To get rid of the square root in the denominator, we make the trigonometric substitution #x \mapsto g ( u )# with
#g ( u ) = sin u / 3#,
#g' ( u ) = cos u / 3#, and
#g^{-1} ( x ) = sin^{-1} ( 3 x )#,
which leads to
#[ \frac{1}{81} int \frac{sin^3 u cos u}{\sqrt{1 - sin^2 u}} \ d u ]_{u = sin^{-1} ( 3 x )} = #
#= [ \frac{1}{81} int sin^3 u \ d u ]_{u = sin^{-1} ( 3 x )} = #
#= [ \frac{1}{81} int ( 1 - cos^2 u ) sin u \ d u ]_{u = sin^{-1} ( 3 x )}#.

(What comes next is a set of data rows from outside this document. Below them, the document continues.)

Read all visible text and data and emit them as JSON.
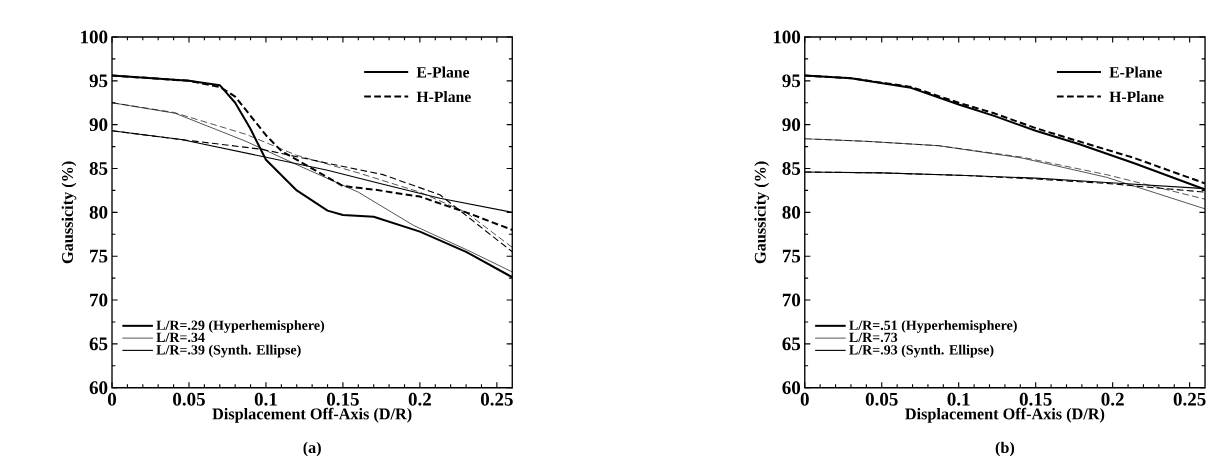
{
  "chart_data": [
    {
      "type": "line",
      "xlabel": "Displacement Off-Axis (D/R)",
      "ylabel": "Gaussicity (%)",
      "xlim": [
        0,
        0.26
      ],
      "ylim": [
        60,
        100
      ],
      "xticks": [
        0,
        0.05,
        0.1,
        0.15,
        0.2,
        0.25
      ],
      "yticks": [
        60,
        65,
        70,
        75,
        80,
        85,
        90,
        95,
        100
      ],
      "legend": "bottom left",
      "grid": false,
      "marker": "none",
      "annotations": [
        "E-Plane",
        "H-Plane",
        "(a)"
      ],
      "series": [
        {
          "name": "L/R=.29  (Hyperhemisphere)",
          "color": "#000000",
          "line_style": "solid",
          "x": [
            0,
            0.05,
            0.07,
            0.08,
            0.09,
            0.1,
            0.12,
            0.14,
            0.15,
            0.17,
            0.2,
            0.23,
            0.26
          ],
          "values": [
            95.6,
            95.0,
            94.5,
            92.5,
            89.5,
            86,
            82.5,
            80.2,
            79.7,
            79.5,
            77.8,
            75.5,
            72.6
          ]
        },
        {
          "color": "#000000",
          "line_style": "dashed",
          "x": [
            0,
            0.05,
            0.07,
            0.08,
            0.09,
            0.1,
            0.11,
            0.13,
            0.15,
            0.17,
            0.2,
            0.23,
            0.26
          ],
          "values": [
            95.6,
            95.0,
            94.3,
            93.2,
            91,
            88.8,
            87,
            85,
            83,
            82.6,
            81.8,
            80,
            78
          ]
        },
        {
          "name": "L/R=.34",
          "color": "#000000",
          "line_style": "solid",
          "x": [
            0,
            0.041,
            0.087,
            0.123,
            0.16,
            0.196,
            0.232,
            0.26
          ],
          "values": [
            92.5,
            91.3,
            88.1,
            85.2,
            82.3,
            78.5,
            75.6,
            73.2
          ]
        },
        {
          "color": "#000000",
          "line_style": "dashed",
          "x": [
            0,
            0.04,
            0.087,
            0.12,
            0.16,
            0.2,
            0.23,
            0.26
          ],
          "values": [
            92.5,
            91.4,
            88.9,
            86.5,
            84.5,
            82.3,
            80,
            76
          ]
        },
        {
          "name": "L/R=.39  (Synth. Ellipse)",
          "color": "#000000",
          "line_style": "solid",
          "x": [
            0,
            0.045,
            0.097,
            0.14,
            0.176,
            0.213,
            0.26
          ],
          "values": [
            89.3,
            88.3,
            86.4,
            84.8,
            83.2,
            81.6,
            80
          ]
        },
        {
          "color": "#000000",
          "line_style": "dashed",
          "x": [
            0,
            0.045,
            0.097,
            0.14,
            0.176,
            0.213,
            0.26
          ],
          "values": [
            89.3,
            88.3,
            87.2,
            85.6,
            84.3,
            82,
            75.5
          ]
        }
      ]
    },
    {
      "type": "line",
      "xlabel": "Displacement Off-Axis (D/R)",
      "ylabel": "Gaussicity (%)",
      "xlim": [
        0,
        0.26
      ],
      "ylim": [
        60,
        100
      ],
      "xticks": [
        0,
        0.05,
        0.1,
        0.15,
        0.2,
        0.25
      ],
      "yticks": [
        60,
        65,
        70,
        75,
        80,
        85,
        90,
        95,
        100
      ],
      "legend": "bottom left",
      "grid": false,
      "marker": "none",
      "annotations": [
        "E-Plane",
        "H-Plane",
        "(b)"
      ],
      "series": [
        {
          "name": "L/R=.51  (Hyperhemisphere)",
          "color": "#000000",
          "line_style": "solid",
          "x": [
            0,
            0.03,
            0.069,
            0.1,
            0.123,
            0.15,
            0.178,
            0.214,
            0.26
          ],
          "values": [
            95.6,
            95.3,
            94.2,
            92.3,
            91.0,
            89.3,
            87.8,
            85.6,
            82.6
          ]
        },
        {
          "color": "#000000",
          "line_style": "dashed",
          "x": [
            0,
            0.03,
            0.069,
            0.1,
            0.123,
            0.15,
            0.178,
            0.214,
            0.26
          ],
          "values": [
            95.6,
            95.3,
            94.3,
            92.5,
            91.3,
            89.6,
            88.1,
            86.2,
            83.3
          ]
        },
        {
          "name": "L/R=.73",
          "color": "#000000",
          "line_style": "solid",
          "x": [
            0,
            0.04,
            0.087,
            0.141,
            0.196,
            0.26
          ],
          "values": [
            88.4,
            88.1,
            87.6,
            86.2,
            84,
            80.4
          ]
        },
        {
          "color": "#000000",
          "line_style": "dashed",
          "x": [
            0,
            0.04,
            0.087,
            0.141,
            0.196,
            0.26
          ],
          "values": [
            88.4,
            88.1,
            87.6,
            86.3,
            84.3,
            81.5
          ]
        },
        {
          "name": "L/R=.93  (Synth. Ellipse)",
          "color": "#000000",
          "line_style": "solid",
          "x": [
            0,
            0.05,
            0.105,
            0.15,
            0.196,
            0.26
          ],
          "values": [
            84.6,
            84.5,
            84.2,
            83.9,
            83.4,
            82.7
          ]
        },
        {
          "color": "#000000",
          "line_style": "dashed",
          "x": [
            0,
            0.05,
            0.105,
            0.15,
            0.196,
            0.26
          ],
          "values": [
            84.6,
            84.5,
            84.2,
            83.8,
            83.3,
            82.3
          ]
        }
      ]
    }
  ]
}
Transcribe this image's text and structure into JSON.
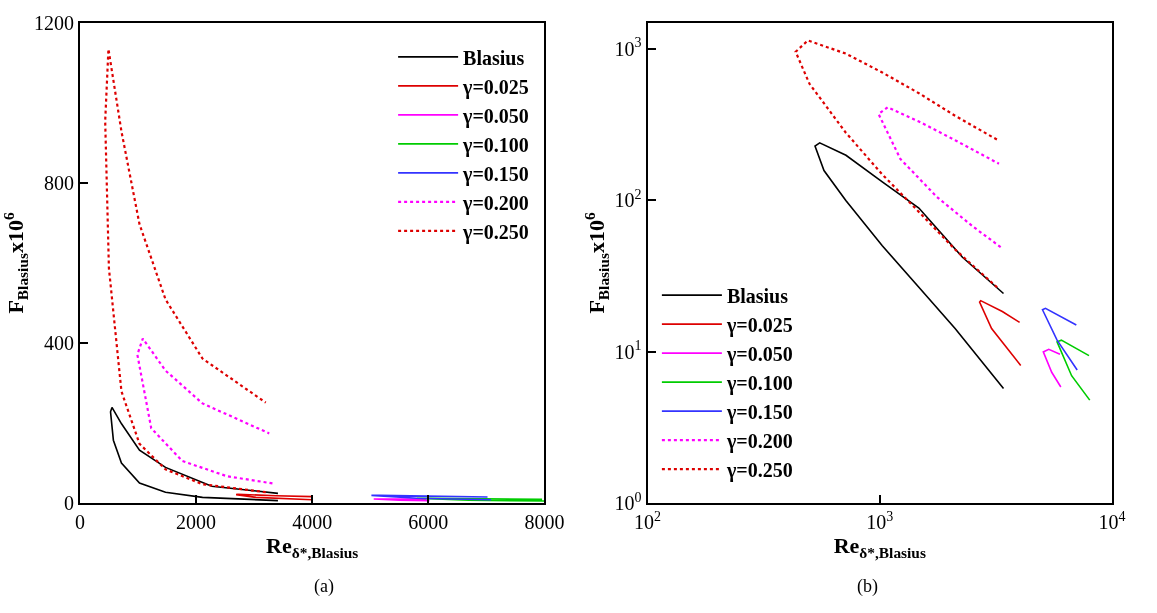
{
  "chart_data": [
    {
      "type": "line",
      "xlabel": "Re$_{δ*,Blasius}$",
      "ylabel": "F$_{Blasius}$x10$^{6}$",
      "xlim": [
        0,
        8000
      ],
      "ylim": [
        0,
        1200
      ],
      "xticks": [
        0,
        2000,
        4000,
        6000,
        8000
      ],
      "yticks": [
        0,
        400,
        800,
        1200
      ],
      "legend": "top right",
      "annotations": [
        "(a)"
      ],
      "series": [
        {
          "name": "Blasius",
          "color": "#000000",
          "line_style": "solid",
          "x": [
            3410,
            2110,
            1473,
            1025,
            714,
            575,
            526,
            551,
            715,
            1025,
            1473,
            2270,
            3410
          ],
          "values": [
            6,
            14,
            27,
            50,
            100,
            157,
            228,
            239,
            198,
            132,
            89,
            42,
            24
          ]
        },
        {
          "name": "γ=0.025",
          "color": "#dd0000",
          "line_style": "solid",
          "x": [
            4000,
            3030,
            2690,
            2720,
            3370,
            4000
          ],
          "values": [
            8,
            14,
            21,
            22,
            18,
            16
          ]
        },
        {
          "name": "γ=0.050",
          "color": "#ff00ff",
          "line_style": "solid",
          "x": [
            6020,
            5500,
            5060,
            5340,
            5970
          ],
          "values": [
            6,
            7,
            10,
            10,
            10
          ]
        },
        {
          "name": "γ=0.100",
          "color": "#00cc00",
          "line_style": "solid",
          "x": [
            8000,
            6700,
            5800,
            6050,
            7960
          ],
          "values": [
            5,
            7,
            12,
            12,
            9
          ]
        },
        {
          "name": "γ=0.150",
          "color": "#3333ff",
          "line_style": "solid",
          "x": [
            7080,
            5800,
            5020,
            5170,
            7020
          ],
          "values": [
            8,
            12,
            19,
            19,
            15
          ]
        },
        {
          "name": "γ=0.200",
          "color": "#ff00ff",
          "line_style": "dotted",
          "x": [
            3315,
            2530,
            1762,
            1227,
            988,
            1082,
            1473,
            2110,
            3260
          ],
          "values": [
            49,
            67,
            105,
            187,
            371,
            411,
            331,
            249,
            174
          ]
        },
        {
          "name": "γ=0.250",
          "color": "#dd0000",
          "line_style": "dotted",
          "x": [
            3200,
            2110,
            1473,
            1025,
            714,
            498,
            434,
            490,
            714,
            1025,
            1473,
            2110,
            3200
          ],
          "values": [
            27,
            47,
            84,
            148,
            279,
            587,
            955,
            1135,
            929,
            697,
            509,
            361,
            251
          ]
        }
      ]
    },
    {
      "type": "line",
      "xlabel": "Re$_{δ*,Blasius}$",
      "ylabel": "F$_{Blasius}$x10$^{6}$",
      "log": "xy",
      "xlim": [
        100,
        10000
      ],
      "ylim": [
        1,
        1480
      ],
      "xticks": [
        {
          "value": 100,
          "label": "10$^{2}$"
        },
        {
          "value": 1000,
          "label": "10$^{3}$"
        },
        {
          "value": 10000,
          "label": "10$^{4}$"
        }
      ],
      "yticks": [
        {
          "value": 1,
          "label": "10$^{0}$"
        },
        {
          "value": 10,
          "label": "10$^{1}$"
        },
        {
          "value": 100,
          "label": "10$^{2}$"
        },
        {
          "value": 1000,
          "label": "10$^{3}$"
        }
      ],
      "legend": "bottom left",
      "annotations": [
        "(b)"
      ],
      "series": [
        {
          "name": "Blasius",
          "color": "#000000",
          "line_style": "solid",
          "x": [
            3410,
            2110,
            1473,
            1025,
            714,
            575,
            526,
            551,
            715,
            1025,
            1473,
            2270,
            3410
          ],
          "values": [
            5.7,
            14.2,
            26.6,
            50,
            99.5,
            157,
            228,
            239,
            198,
            132,
            88.7,
            42,
            24.2
          ]
        },
        {
          "name": "γ=0.025",
          "color": "#dd0000",
          "line_style": "solid",
          "x": [
            4045,
            3030,
            2690,
            2720,
            3370,
            4000
          ],
          "values": [
            8.1,
            14.2,
            21.2,
            21.7,
            18.4,
            15.6
          ]
        },
        {
          "name": "γ=0.050",
          "color": "#ff00ff",
          "line_style": "solid",
          "x": [
            6020,
            5500,
            5060,
            5340,
            5970
          ],
          "values": [
            5.84,
            7.3,
            9.95,
            10.35,
            9.6
          ]
        },
        {
          "name": "γ=0.100",
          "color": "#00cc00",
          "line_style": "solid",
          "x": [
            8020,
            6700,
            5800,
            6050,
            7960
          ],
          "values": [
            4.78,
            6.93,
            11.6,
            11.9,
            9.4
          ]
        },
        {
          "name": "γ=0.150",
          "color": "#3333ff",
          "line_style": "solid",
          "x": [
            7080,
            5800,
            5020,
            5170,
            7020
          ],
          "values": [
            7.55,
            11.9,
            18.9,
            19.3,
            15.0
          ]
        },
        {
          "name": "γ=0.200",
          "color": "#ff00ff",
          "line_style": "dotted",
          "x": [
            3315,
            2530,
            1762,
            1227,
            988,
            1082,
            1473,
            2110,
            3260
          ],
          "values": [
            49,
            66.6,
            105,
            187,
            371,
            411,
            331,
            249,
            174
          ]
        },
        {
          "name": "γ=0.250",
          "color": "#dd0000",
          "line_style": "dotted",
          "x": [
            3200,
            2110,
            1473,
            1025,
            714,
            498,
            434,
            490,
            714,
            1025,
            1473,
            2110,
            3200
          ],
          "values": [
            26.6,
            47.2,
            83.7,
            148,
            279,
            587,
            955,
            1135,
            929,
            697,
            509,
            361,
            251
          ]
        }
      ]
    }
  ]
}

Now, we may view #cos u# as an inner function, with derivative #- sin u#, which is why this is the same as
#[ - \frac{1}{81} int 1 - t^2 \ d t ]_{t = cos sin^{-1} ( 3 x ) = \sqrt{1 - 9 x^2}} =#
#= - \frac{1}{81} [ t - t^3 / 3 + C ]_{t = \sqrt{1 - 9 x^2}} =#
#= - \frac{1}{81} [ \sqrt{1 - 9 x^2} - (1 - 9 x^2)^(3 / 2) / 3 ] + C =#
#= - \frac{1}{243} \sqrt{1 - 9 x^2} ( 2 + 9 x^2 ) + C#.